Will the bottom be closer to $14,000?
When it comes to what traders should be looking for that would signal the end of winter, Glassnode highlighted delta and equilibrium price as “on-chain pricing models that tend to attract spot prices during the late stage of the bears.”
Realized Bitcoin, Delta Balances and Prices. Source: Glassnode
As shown in the chart above, previous major bear market lows were identified after a “short term wick down to delta price,” which is highlighted in green. A similar move in the market today may point to a drop in BTC near $14,215.
These bearish periods have also seen Bitcoin price trade in an accumulation range “between balanced price (low range) and realized price (high range)”, which is where the price is currently finding itself.
One classic sign of the bear market coming to an end was a major capitulation event that exhausted the last remaining sellers.
While some are still debating whether or not this happened, Glassnode highlighted the activity on the chain during the June drop to $17,600 as a possible sign that capitulation has indeed occurred.
The total supply of bitcoin is at a loss. Source: Glassnode
While BTC dropped to $17,600, there was a total volume of 9.216 million BTC carrying an unrealized loss. After the capitulation event on June 18, a month of consolidation and a price spike to $21,200, that volume has now fallen to 7.68 million bitcoins.
“What this indicates is that 1.539 million BTC last traded (on a cost basis) between $17.6K and $21.2K. This indicates that about 8% of the circulating supply was traded in this price range.”

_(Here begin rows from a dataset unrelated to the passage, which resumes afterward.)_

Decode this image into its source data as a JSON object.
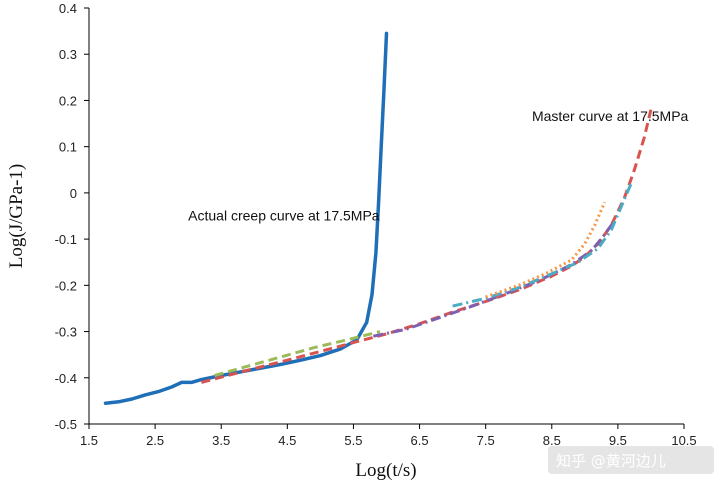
{
  "chart_data": {
    "type": "line",
    "title": "",
    "xlabel": "Log(t/s)",
    "ylabel": "Log(J/GPa-1)",
    "xlim": [
      1.5,
      10.5
    ],
    "ylim": [
      -0.5,
      0.4
    ],
    "xticks": [
      1.5,
      2.5,
      3.5,
      4.5,
      5.5,
      6.5,
      7.5,
      8.5,
      9.5,
      10.5
    ],
    "yticks": [
      -0.5,
      -0.4,
      -0.3,
      -0.2,
      -0.1,
      0,
      0.1,
      0.2,
      0.3,
      0.4
    ],
    "xtick_labels": [
      "1.5",
      "2.5",
      "3.5",
      "4.5",
      "5.5",
      "6.5",
      "7.5",
      "8.5",
      "9.5",
      "10.5"
    ],
    "ytick_labels": [
      "-0.5",
      "-0.4",
      "-0.3",
      "-0.2",
      "-0.1",
      "0",
      "0.1",
      "0.2",
      "0.3",
      "0.4"
    ],
    "grid": false,
    "annotations": [
      {
        "text": "Actual creep curve at 17.5MPa",
        "x": 3.0,
        "y": -0.06
      },
      {
        "text": "Master curve at 17.5MPa",
        "x": 8.2,
        "y": 0.155
      }
    ],
    "series": [
      {
        "color": "#1f6fb8",
        "style": "solid",
        "x": [
          1.75,
          1.95,
          2.15,
          2.35,
          2.55,
          2.75,
          2.9,
          3.05,
          3.2,
          3.5,
          3.8,
          4.1,
          4.4,
          4.7,
          5.0,
          5.3,
          5.55,
          5.7,
          5.78,
          5.84,
          5.88,
          5.92,
          5.96,
          6.0
        ],
        "y": [
          -0.455,
          -0.452,
          -0.446,
          -0.437,
          -0.43,
          -0.42,
          -0.41,
          -0.41,
          -0.404,
          -0.395,
          -0.387,
          -0.379,
          -0.371,
          -0.362,
          -0.352,
          -0.338,
          -0.318,
          -0.28,
          -0.22,
          -0.13,
          -0.02,
          0.1,
          0.22,
          0.345
        ]
      },
      {
        "color": "#d9534f",
        "style": "dash",
        "x": [
          3.2,
          3.6,
          4.0,
          4.5,
          5.0,
          5.5,
          6.0,
          6.5,
          7.0,
          7.5,
          8.0,
          8.5,
          8.8,
          9.0,
          9.2,
          9.4,
          9.6,
          9.75,
          9.9,
          10.0
        ],
        "y": [
          -0.41,
          -0.395,
          -0.38,
          -0.362,
          -0.343,
          -0.324,
          -0.305,
          -0.283,
          -0.258,
          -0.235,
          -0.21,
          -0.18,
          -0.158,
          -0.138,
          -0.11,
          -0.07,
          -0.01,
          0.05,
          0.12,
          0.18
        ]
      },
      {
        "color": "#9bbb59",
        "style": "dash",
        "x": [
          3.4,
          3.9,
          4.4,
          4.9,
          5.4,
          5.9
        ],
        "y": [
          -0.395,
          -0.375,
          -0.355,
          -0.335,
          -0.318,
          -0.3
        ]
      },
      {
        "color": "#7f5fb0",
        "style": "dashdot",
        "x": [
          5.8,
          6.3,
          6.8,
          7.3,
          7.8,
          8.3,
          8.8,
          9.1,
          9.3,
          9.45
        ],
        "y": [
          -0.31,
          -0.295,
          -0.27,
          -0.245,
          -0.218,
          -0.19,
          -0.155,
          -0.125,
          -0.09,
          -0.06
        ]
      },
      {
        "color": "#4bacc6",
        "style": "dashdot",
        "x": [
          7.0,
          7.5,
          8.0,
          8.5,
          8.9,
          9.2,
          9.4,
          9.55,
          9.7
        ],
        "y": [
          -0.245,
          -0.228,
          -0.205,
          -0.175,
          -0.15,
          -0.12,
          -0.08,
          -0.03,
          0.02
        ]
      },
      {
        "color": "#f79646",
        "style": "dot",
        "x": [
          7.5,
          8.0,
          8.4,
          8.8,
          9.0,
          9.15,
          9.3
        ],
        "y": [
          -0.225,
          -0.2,
          -0.175,
          -0.145,
          -0.11,
          -0.07,
          -0.02
        ]
      }
    ]
  },
  "watermark": "知乎 @黄河边儿"
}
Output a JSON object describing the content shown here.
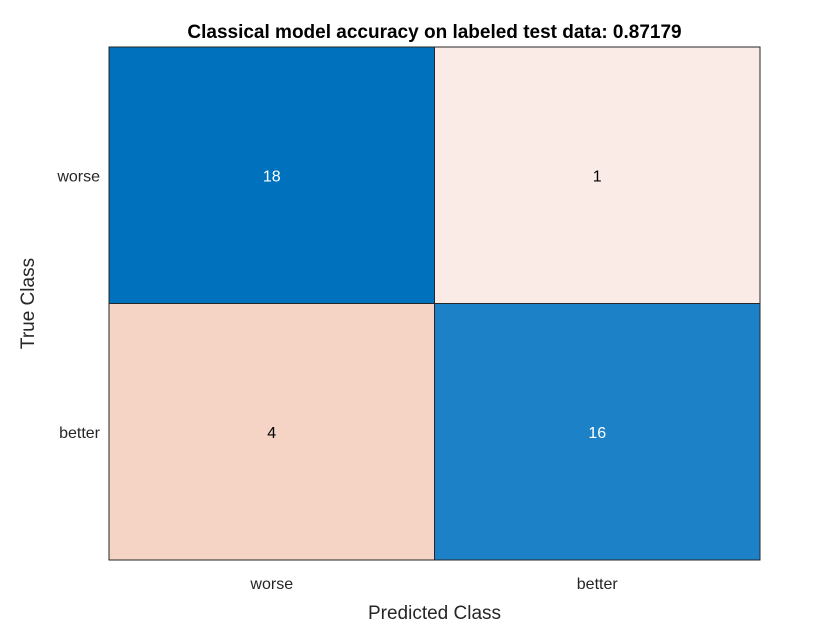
{
  "chart_data": {
    "type": "heatmap",
    "title": "Classical model accuracy on labeled test data: 0.87179",
    "xlabel": "Predicted Class",
    "ylabel": "True Class",
    "x_categories": [
      "worse",
      "better"
    ],
    "y_categories": [
      "worse",
      "better"
    ],
    "values": [
      [
        18,
        1
      ],
      [
        4,
        16
      ]
    ],
    "colors": {
      "diagonal_max": "#0072BD",
      "diagonal_min": "#1C81C6",
      "offdiag_max": "#F5D3C5",
      "offdiag_min": "#FAEBE7",
      "text_dark": "#000000",
      "text_light": "#ffffff"
    },
    "grid": true,
    "legend": "none"
  }
}
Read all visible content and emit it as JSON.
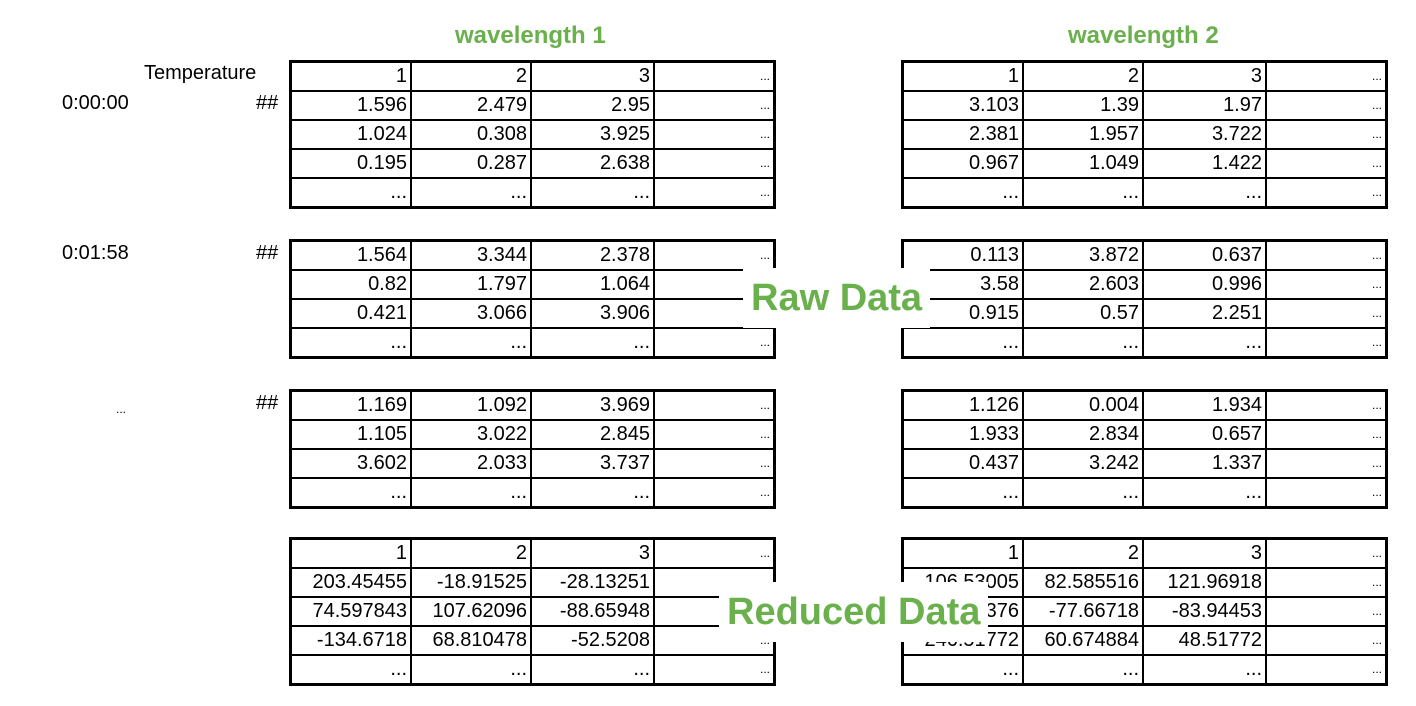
{
  "headers": {
    "wavelength1": "wavelength 1",
    "wavelength2": "wavelength 2"
  },
  "temperature_label": "Temperature",
  "times": [
    "0:00:00",
    "0:01:58",
    "..."
  ],
  "hash": "##",
  "wl1": {
    "header_row": [
      "1",
      "2",
      "3",
      "..."
    ],
    "blocks": [
      [
        [
          "1.596",
          "2.479",
          "2.95",
          "..."
        ],
        [
          "1.024",
          "0.308",
          "3.925",
          "..."
        ],
        [
          "0.195",
          "0.287",
          "2.638",
          "..."
        ],
        [
          "...",
          "...",
          "...",
          "..."
        ]
      ],
      [
        [
          "1.564",
          "3.344",
          "2.378",
          "..."
        ],
        [
          "0.82",
          "1.797",
          "1.064",
          "..."
        ],
        [
          "0.421",
          "3.066",
          "3.906",
          "..."
        ],
        [
          "...",
          "...",
          "...",
          "..."
        ]
      ],
      [
        [
          "1.169",
          "1.092",
          "3.969",
          "..."
        ],
        [
          "1.105",
          "3.022",
          "2.845",
          "..."
        ],
        [
          "3.602",
          "2.033",
          "3.737",
          "..."
        ],
        [
          "...",
          "...",
          "...",
          "..."
        ]
      ]
    ],
    "reduced": [
      [
        "1",
        "2",
        "3",
        "..."
      ],
      [
        "203.45455",
        "-18.91525",
        "-28.13251",
        "..."
      ],
      [
        "74.597843",
        "107.62096",
        "-88.65948",
        "..."
      ],
      [
        "-134.6718",
        "68.810478",
        "-52.5208",
        "..."
      ],
      [
        "...",
        "...",
        "...",
        "..."
      ]
    ]
  },
  "wl2": {
    "header_row": [
      "1",
      "2",
      "3",
      "..."
    ],
    "blocks": [
      [
        [
          "3.103",
          "1.39",
          "1.97",
          "..."
        ],
        [
          "2.381",
          "1.957",
          "3.722",
          "..."
        ],
        [
          "0.967",
          "1.049",
          "1.422",
          "..."
        ],
        [
          "...",
          "...",
          "...",
          "..."
        ]
      ],
      [
        [
          "0.113",
          "3.872",
          "0.637",
          "..."
        ],
        [
          "3.58",
          "2.603",
          "0.996",
          "..."
        ],
        [
          "0.915",
          "0.57",
          "2.251",
          "..."
        ],
        [
          "...",
          "...",
          "...",
          "..."
        ]
      ],
      [
        [
          "1.126",
          "0.004",
          "1.934",
          "..."
        ],
        [
          "1.933",
          "2.834",
          "0.657",
          "..."
        ],
        [
          "0.437",
          "3.242",
          "1.337",
          "..."
        ],
        [
          "...",
          "...",
          "...",
          "..."
        ]
      ]
    ],
    "reduced": [
      [
        "1",
        "2",
        "3",
        "..."
      ],
      [
        "106.53005",
        "82.585516",
        "121.96918",
        "..."
      ],
      [
        "376",
        "-77.66718",
        "-83.94453",
        "..."
      ],
      [
        "246.51772",
        "60.674884",
        "48.51772",
        "..."
      ],
      [
        "...",
        "...",
        "...",
        "..."
      ]
    ]
  },
  "labels": {
    "raw": "Raw Data",
    "reduced": "Reduced Data"
  }
}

Another clue that a capitulation has already occurred is the “staggering volume of BTC” that led to a real loss between May and July.
Total bitcoin losses in 30 days. Source: Glassnode
The Terra crash caused a total realized loss of $27.77 billion, while the June 18 plunge below the all-time high of the 2017 cycle resulted in a total realized loss of $35.5 billion.
Related: Bitcoin Below $22,000 Looks Attractive When Compared To The Market Cap Of Gold
Is this the end of the bear market?
One final metric that indicates that a surrender has actually occurred is the adjusted Output Spent Profit Rate (aSPOR), which compares the value of the output in the time it was spent when it was created.
Spor modification of Bitcoin. Source: Glassnode
According to Glassnode, when profitability declines (as represented by the blue arrows), investors incur significant losses that ultimately lead to a “last moment of capitulation,” which is highlighted in red.